Ticknor helps train teachers and schools in how to be more "trauma-sensitive." She says everyone carries some level of trauma, and this trauma can drive people to use their "lizard brain." That is, the limbic system, which controls humans' instinctual 'fight or flight' response. 

It's referred to as the "lizard brain" because it's the oldest, most elemental part of the brain. (If you are a teacher or parent of a misbehaving child and you've likened them to an animal, you're not far off.) But Ticknor says understanding these cognitive processes can help in responding to children when they are unruly.

"Once you understand how trauma impacts the brain, you begin to develop empathy," she says. 

Trauma is "anything that overwhelms our capacity to cope," Ticknor says. The less support a student has either at school or at home, the more difficult it is to cope. In this context, harsh punishment can create a negative feedback loop. 

"If we're disciplining in a way that is punishing, the punishment itself could actually become traumatizing. Verbal, physical, emotional triggers could re-traumatize them," she says. 

The trauma of punishment can linger, too. Several KCUR listeners reached out to discuss their negative memories of being disciplined in school, some dating back to the 1950s. 

"I remember being slapped across the face by my first grade teacher," one woman who did not want to be named says. "It had such a powerful impact that I remember it as if it had happened last week and it was in the 1953-54 school year." 

Likewise, Tobi Knight-Daiss of Kansas City says when she was in grade school, kids were often moved out into the hallway, given detentions and sometimes paddled. 
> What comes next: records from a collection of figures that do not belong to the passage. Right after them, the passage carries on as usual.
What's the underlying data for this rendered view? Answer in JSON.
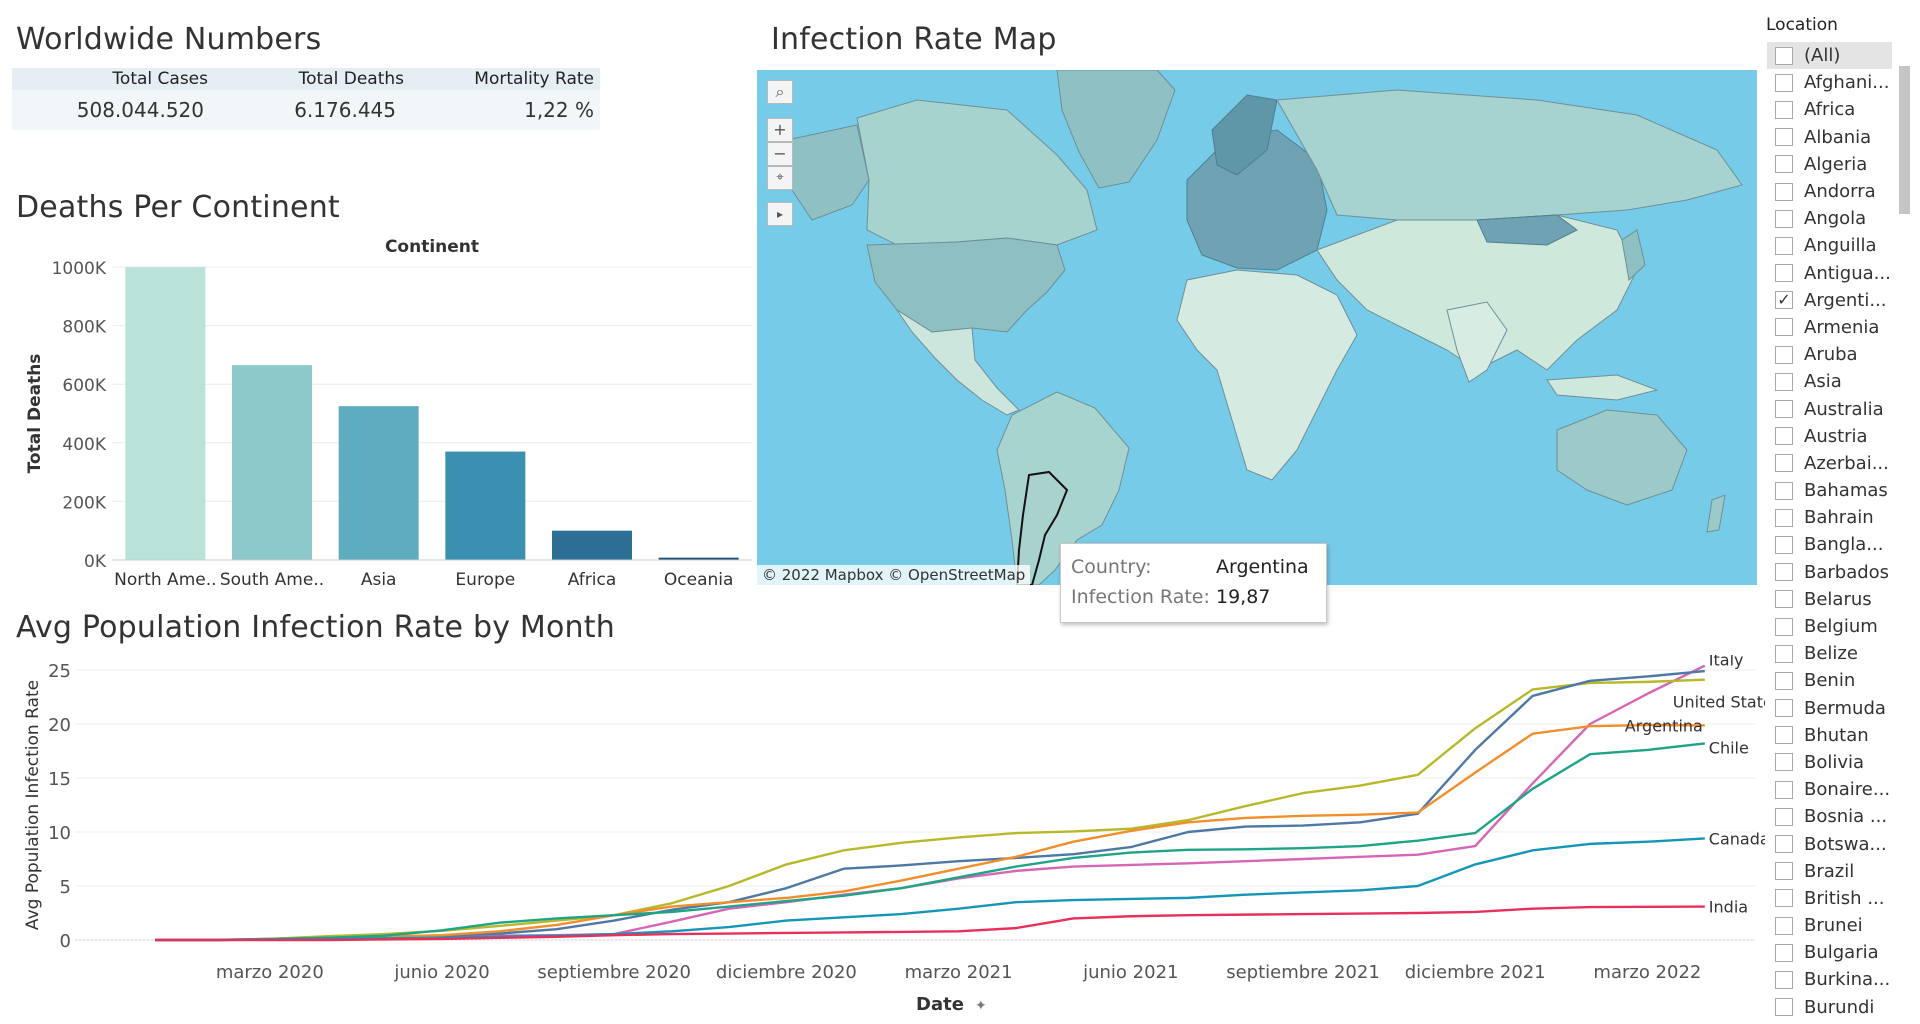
{
  "worldwide": {
    "title": "Worldwide Numbers",
    "headers": [
      "Total Cases",
      "Total Deaths",
      "Mortality Rate"
    ],
    "values": [
      "508.044.520",
      "6.176.445",
      "1,22 %"
    ]
  },
  "deaths_chart_title": "Deaths Per Continent",
  "map": {
    "title": "Infection Rate Map",
    "attribution": "© 2022 Mapbox © OpenStreetMap",
    "controls": {
      "search": "search-icon",
      "zoom_in": "+",
      "zoom_out": "−",
      "select": "lasso-icon",
      "expand": "▸"
    },
    "tooltip": {
      "country_label": "Country:",
      "country_value": "Argentina",
      "rate_label": "Infection Rate:",
      "rate_value": "19,87"
    },
    "colors": {
      "ocean": "#76cbe8",
      "land_light": "#cfe8dc",
      "land_mid": "#a6d2cf",
      "land_dark": "#5f96a8"
    }
  },
  "line_chart_title": "Avg Population Infection Rate by Month",
  "location_filter": {
    "title": "Location",
    "items": [
      {
        "label": "(All)",
        "checked": false
      },
      {
        "label": "Afghani...",
        "checked": false
      },
      {
        "label": "Africa",
        "checked": false
      },
      {
        "label": "Albania",
        "checked": false
      },
      {
        "label": "Algeria",
        "checked": false
      },
      {
        "label": "Andorra",
        "checked": false
      },
      {
        "label": "Angola",
        "checked": false
      },
      {
        "label": "Anguilla",
        "checked": false
      },
      {
        "label": "Antigua...",
        "checked": false
      },
      {
        "label": "Argenti...",
        "checked": true
      },
      {
        "label": "Armenia",
        "checked": false
      },
      {
        "label": "Aruba",
        "checked": false
      },
      {
        "label": "Asia",
        "checked": false
      },
      {
        "label": "Australia",
        "checked": false
      },
      {
        "label": "Austria",
        "checked": false
      },
      {
        "label": "Azerbai...",
        "checked": false
      },
      {
        "label": "Bahamas",
        "checked": false
      },
      {
        "label": "Bahrain",
        "checked": false
      },
      {
        "label": "Bangla...",
        "checked": false
      },
      {
        "label": "Barbados",
        "checked": false
      },
      {
        "label": "Belarus",
        "checked": false
      },
      {
        "label": "Belgium",
        "checked": false
      },
      {
        "label": "Belize",
        "checked": false
      },
      {
        "label": "Benin",
        "checked": false
      },
      {
        "label": "Bermuda",
        "checked": false
      },
      {
        "label": "Bhutan",
        "checked": false
      },
      {
        "label": "Bolivia",
        "checked": false
      },
      {
        "label": "Bonaire...",
        "checked": false
      },
      {
        "label": "Bosnia ...",
        "checked": false
      },
      {
        "label": "Botswa...",
        "checked": false
      },
      {
        "label": "Brazil",
        "checked": false
      },
      {
        "label": "British ...",
        "checked": false
      },
      {
        "label": "Brunei",
        "checked": false
      },
      {
        "label": "Bulgaria",
        "checked": false
      },
      {
        "label": "Burkina...",
        "checked": false
      },
      {
        "label": "Burundi",
        "checked": false
      }
    ]
  },
  "chart_data": [
    {
      "type": "bar",
      "title": "Continent",
      "ylabel": "Total Deaths",
      "categories": [
        "North Ame..",
        "South Ame..",
        "Asia",
        "Europe",
        "Africa",
        "Oceania"
      ],
      "values": [
        1000000,
        665000,
        525000,
        370000,
        100000,
        8000
      ],
      "colors": [
        "#b9e3d8",
        "#8dc8ca",
        "#5eadbf",
        "#3b8fb0",
        "#2d6e94",
        "#1f4d73"
      ],
      "ylim": [
        0,
        1000000
      ],
      "yticks": [
        {
          "v": 0,
          "label": "0K"
        },
        {
          "v": 200000,
          "label": "200K"
        },
        {
          "v": 400000,
          "label": "400K"
        },
        {
          "v": 600000,
          "label": "600K"
        },
        {
          "v": 800000,
          "label": "800K"
        },
        {
          "v": 1000000,
          "label": "1000K"
        }
      ]
    },
    {
      "type": "line",
      "xlabel": "Date",
      "ylabel": "Avg Population Infection Rate",
      "ylim": [
        0,
        25
      ],
      "yticks": [
        0,
        5,
        10,
        15,
        20,
        25
      ],
      "x": [
        "2020-01",
        "2020-02",
        "2020-03",
        "2020-04",
        "2020-05",
        "2020-06",
        "2020-07",
        "2020-08",
        "2020-09",
        "2020-10",
        "2020-11",
        "2020-12",
        "2021-01",
        "2021-02",
        "2021-03",
        "2021-04",
        "2021-05",
        "2021-06",
        "2021-07",
        "2021-08",
        "2021-09",
        "2021-10",
        "2021-11",
        "2021-12",
        "2022-01",
        "2022-02",
        "2022-03",
        "2022-04"
      ],
      "xticks": [
        {
          "at": "2020-03",
          "label": "marzo 2020"
        },
        {
          "at": "2020-06",
          "label": "junio 2020"
        },
        {
          "at": "2020-09",
          "label": "septiembre 2020"
        },
        {
          "at": "2020-12",
          "label": "diciembre 2020"
        },
        {
          "at": "2021-03",
          "label": "marzo 2021"
        },
        {
          "at": "2021-06",
          "label": "junio 2021"
        },
        {
          "at": "2021-09",
          "label": "septiembre 2021"
        },
        {
          "at": "2021-12",
          "label": "diciembre 2021"
        },
        {
          "at": "2022-03",
          "label": "marzo 2022"
        }
      ],
      "series": [
        {
          "name": "Italy",
          "color": "#d765b8",
          "values": [
            0,
            0,
            0.1,
            0.3,
            0.35,
            0.4,
            0.4,
            0.45,
            0.55,
            1.7,
            2.9,
            3.5,
            4.2,
            4.8,
            5.7,
            6.4,
            6.8,
            6.95,
            7.1,
            7.3,
            7.5,
            7.7,
            7.9,
            8.7,
            14.5,
            20.0,
            22.8,
            25.4
          ]
        },
        {
          "name": "United States",
          "color": "#b8b82b",
          "values": [
            0,
            0,
            0.1,
            0.35,
            0.55,
            0.85,
            1.3,
            1.8,
            2.3,
            3.4,
            5.0,
            7.0,
            8.3,
            9.0,
            9.5,
            9.9,
            10.05,
            10.3,
            11.1,
            12.4,
            13.6,
            14.3,
            15.3,
            19.6,
            23.2,
            23.8,
            23.9,
            24.1
          ]
        },
        {
          "name": "",
          "color": "#4e79a7",
          "values": [
            0,
            0,
            0.05,
            0.2,
            0.3,
            0.4,
            0.6,
            1.0,
            1.8,
            2.8,
            3.5,
            4.8,
            6.6,
            6.9,
            7.3,
            7.6,
            7.95,
            8.6,
            10.0,
            10.5,
            10.6,
            10.9,
            11.7,
            17.6,
            22.6,
            24.0,
            24.4,
            24.9
          ]
        },
        {
          "name": "Argentina",
          "color": "#f28e2b",
          "values": [
            0,
            0,
            0.05,
            0.15,
            0.3,
            0.45,
            0.8,
            1.4,
            2.3,
            3.1,
            3.5,
            3.9,
            4.5,
            5.5,
            6.6,
            7.7,
            9.1,
            10.1,
            10.9,
            11.3,
            11.5,
            11.6,
            11.8,
            15.5,
            19.1,
            19.8,
            19.9,
            19.87
          ]
        },
        {
          "name": "Chile",
          "color": "#20a486",
          "values": [
            0,
            0,
            0.1,
            0.2,
            0.4,
            0.9,
            1.6,
            2.0,
            2.3,
            2.6,
            3.1,
            3.6,
            4.1,
            4.8,
            5.8,
            6.8,
            7.6,
            8.1,
            8.35,
            8.4,
            8.5,
            8.7,
            9.2,
            9.9,
            14.0,
            17.2,
            17.6,
            18.2
          ]
        },
        {
          "name": "Canada",
          "color": "#1596b8",
          "values": [
            0,
            0,
            0.05,
            0.1,
            0.15,
            0.2,
            0.3,
            0.4,
            0.55,
            0.8,
            1.2,
            1.8,
            2.1,
            2.4,
            2.9,
            3.5,
            3.7,
            3.8,
            3.9,
            4.2,
            4.4,
            4.6,
            5.0,
            7.0,
            8.3,
            8.9,
            9.1,
            9.4
          ]
        },
        {
          "name": "India",
          "color": "#e8315a",
          "values": [
            0,
            0,
            0,
            0,
            0.05,
            0.1,
            0.2,
            0.3,
            0.45,
            0.55,
            0.6,
            0.65,
            0.7,
            0.75,
            0.8,
            1.1,
            2.0,
            2.2,
            2.3,
            2.35,
            2.4,
            2.45,
            2.5,
            2.6,
            2.9,
            3.05,
            3.07,
            3.1
          ]
        }
      ]
    }
  ]
}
"I felt angry and embarrassed whenever a teacher singled me out. I felt misunderstood and disliked, but I also tried hard to behave myself so that it wouldn't happen again," Knight-Daiss says. 

Considering Race and Ethnicity (Yes, It Matters) 

There's no indication these stories had anything to do with race or ethnicity. But new research suggests race matters in the classroom. How minority students are disciplined also has been shown to have an abiding effect on how students see themselves long after they leave school. 

A University of Kansas study published last year showed African American students who have more African American teachers perceive their school's discipline as fairer. 

The research's author Dr. Don Haider-Markel suggests schools can improve their student behavior by hiring more diverse faculty. For Haider-Markel, the study's results have deeper implications. 

"What are we teaching students through the ways we discipline them? We are teaching them about their status as citizens and their role in society," he says. 

The implication, then, is a harsh punishment meted out by a white teacher on a minority student may be introducing or reinforcing societal power dynamics. 

"Through discipline and punishment, we are teaching students how authority will be exercised in their lives and in their society," Haider-Markel says. 

That emphasizes even more what's at stake in the Kansas City metro's ongoing discussion about school discipline and what is best for kids. Because it may not be just the kids who are impacted.